Dataframely allows us to define test data at the invoice-level, which is easy and intuitive to think about instead of a set of related tables. Therefore, we can pass a list of dictionaries to overrides, where each dictionary corresponds to an invoice with optional keys per collection member (e.g., diagnosis). The common primary key can be defined as a top-level key in the dictionary and will be transparently added to all members (i.e., invoice and diagnosis).

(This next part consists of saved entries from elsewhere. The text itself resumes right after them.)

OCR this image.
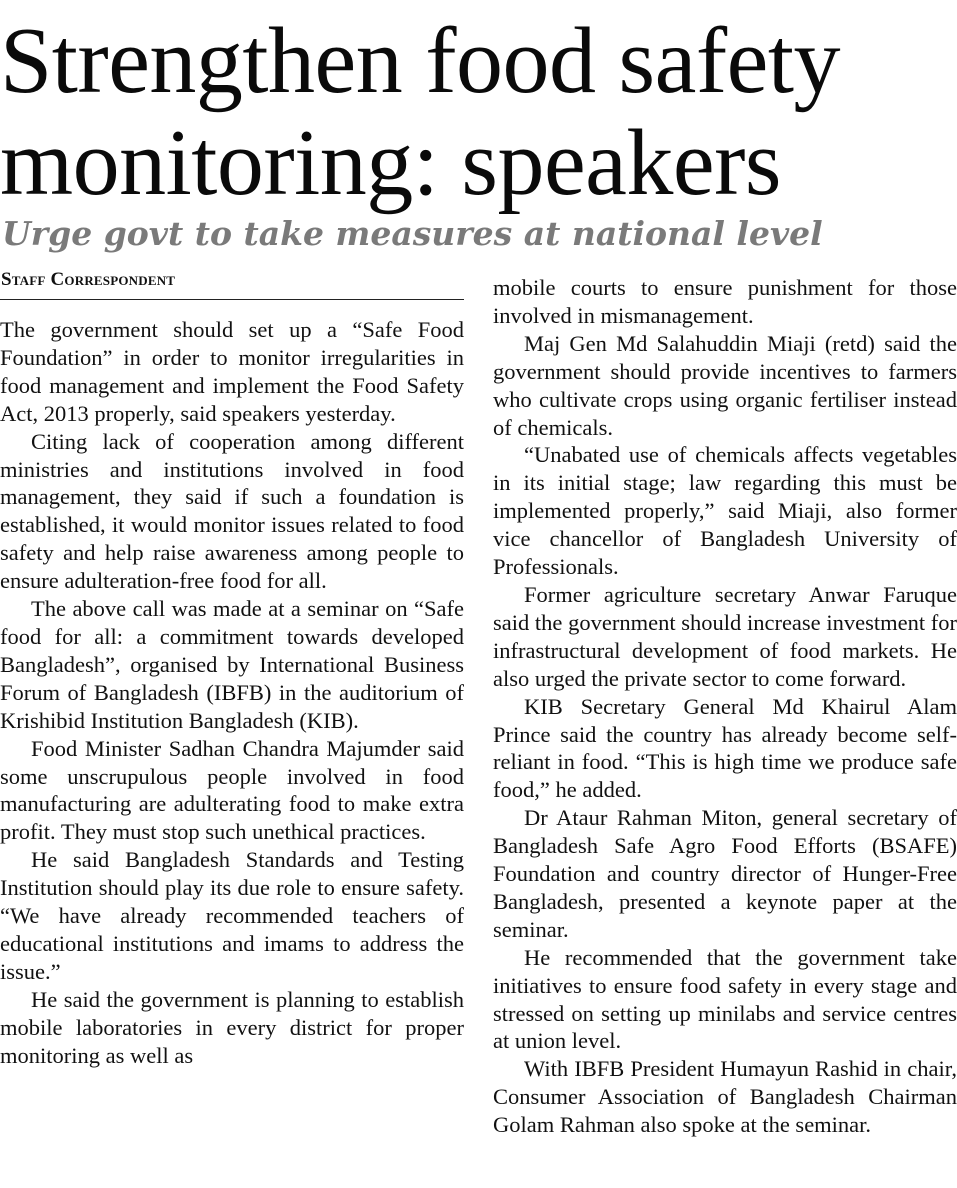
Strengthen food safety
monitoring: speakers
Urge govt to take measures at national level
Staff Correspondent

The government should set up a “Safe Food Foundation” in order to monitor irregularities in food management and implement the Food Safety Act, 2013 properly, said speakers yesterday.

Citing lack of cooperation among different ministries and institutions involved in food management, they said if such a foundation is established, it would monitor issues related to food safety and help raise awareness among people to ensure adulteration-free food for all.

The above call was made at a seminar on “Safe food for all: a commitment towards developed Bangladesh”, organised by International Business Forum of Bangladesh (IBFB) in the auditorium of Krishibid Institution Bangladesh (KIB).

Food Minister Sadhan Chandra Majumder said some unscrupulous people involved in food manufacturing are adulterating food to make extra profit. They must stop such unethical practices.

He said Bangladesh Standards and Testing Institution should play its due role to ensure safety. “We have already recommended teachers of educational institutions and imams to address the issue.”

He said the government is planning to establish mobile laboratories in every district for proper monitoring as well as

mobile courts to ensure punishment for those involved in mismanagement.

Maj Gen Md Salahuddin Miaji (retd) said the government should provide incentives to farmers who cultivate crops using organic fertiliser instead of chemicals.

“Unabated use of chemicals affects vegetables in its initial stage; law regarding this must be implemented properly,” said Miaji, also former vice chancellor of Bangladesh University of Professionals.

Former agriculture secretary Anwar Faruque said the government should increase investment for infrastructural development of food markets. He also urged the private sector to come forward.

KIB Secretary General Md Khairul Alam Prince said the country has already become self-reliant in food. “This is high time we produce safe food,” he added.

Dr Ataur Rahman Miton, general secretary of Bangladesh Safe Agro Food Efforts (BSAFE) Foundation and country director of Hunger-Free Bangladesh, presented a keynote paper at the seminar.

He recommended that the government take initiatives to ensure food safety in every stage and stressed on setting up minilabs and service centres at union level.

With IBFB President Humayun Rashid in chair, Consumer Association of Bangladesh Chairman Golam Rahman also spoke at the seminar.
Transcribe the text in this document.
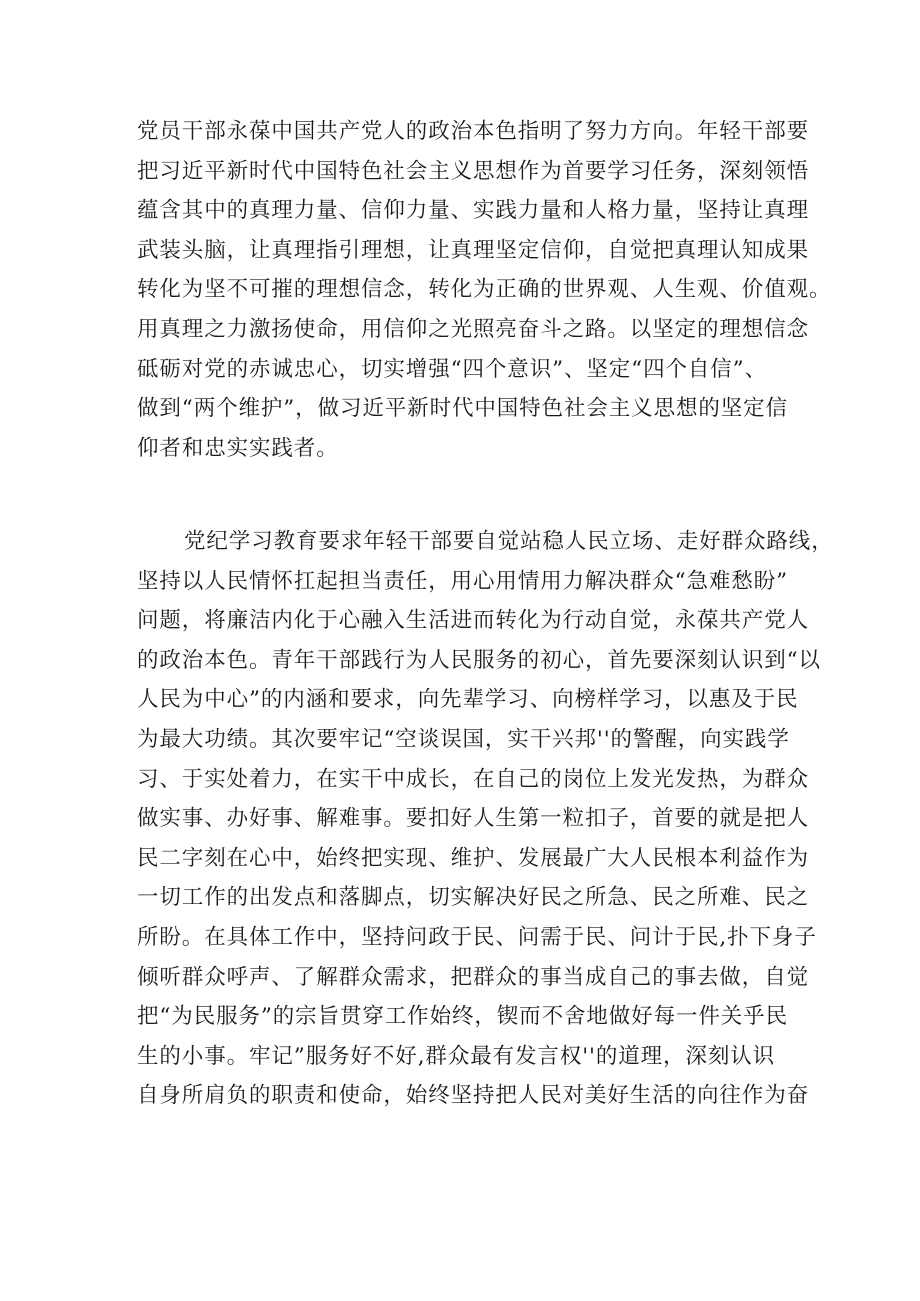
党员干部永葆中国共产党人的政治本色指明了努力方向。年轻干部要
把习近平新时代中国特色社会主义思想作为首要学习任务，深刻领悟
蕴含其中的真理力量、信仰力量、实践力量和人格力量，坚持让真理
武装头脑，让真理指引理想，让真理坚定信仰，自觉把真理认知成果
转化为坚不可摧的理想信念，转化为正确的世界观、人生观、价值观。
用真理之力激扬使命，用信仰之光照亮奋斗之路。以坚定的理想信念
砥砺对党的赤诚忠心，切实增强“四个意识”、坚定“四个自信”、
做到“两个维护”，做习近平新时代中国特色社会主义思想的坚定信
仰者和忠实实践者。
党纪学习教育要求年轻干部要自觉站稳人民立场、走好群众路线，
坚持以人民情怀扛起担当责任，用心用情用力解决群众“急难愁盼”
问题，将廉洁内化于心融入生活进而转化为行动自觉，永葆共产党人
的政治本色。青年干部践行为人民服务的初心，首先要深刻认识到“以
人民为中心”的内涵和要求，向先辈学习、向榜样学习，以惠及于民
为最大功绩。其次要牢记“空谈误国，实干兴邦''的警醒，向实践学
习、于实处着力，在实干中成长，在自己的岗位上发光发热，为群众
做实事、办好事、解难事。要扣好人生第一粒扣子，首要的就是把人
民二字刻在心中，始终把实现、维护、发展最广大人民根本利益作为
一切工作的出发点和落脚点，切实解决好民之所急、民之所难、民之
所盼。在具体工作中，坚持问政于民、问需于民、问计于民,扑下身子
倾听群众呼声、了解群众需求，把群众的事当成自己的事去做，自觉
把“为民服务”的宗旨贯穿工作始终，锲而不舍地做好每一件关乎民
生的小事。牢记”服务好不好,群众最有发言权''的道理，深刻认识
自身所肩负的职责和使命，始终坚持把人民对美好生活的向往作为奋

Any left out key inside a member will be sampled automatically by dataframely.

Note

If you are tired of always providing a key for each member, you can declare any collection member to be “inlined for sampling” using the CollectionMember type annotation:

from typing import Annotated

class HospitalInvoiceData(dy.Collection):
    invoice: Annotated[
        dy.LazyFrame[InvoiceSchema],
        dy.CollectionMember(inline_for_sampling=True),
    ]
    diagnosis: dy.LazyFrame[DiagnosisSchema]

This allows you to directly supply non-primary key columns (e.g., amount) on the top-level rather than in a subkey with the member’s name:

HospitalInvoiceData.sample(overrides=[
    {
        "invoice_id": "1",
        "amount": 1000.0,
        "diagnosis": [{"code": "E11.2"}],
    }
])

Customizing data generation#

Dataframely allows customizing the data generation process, if the default mechanisms to generate data are not suitable. To customize the data generation, one can subclass Generator and override any of the sample_* functions.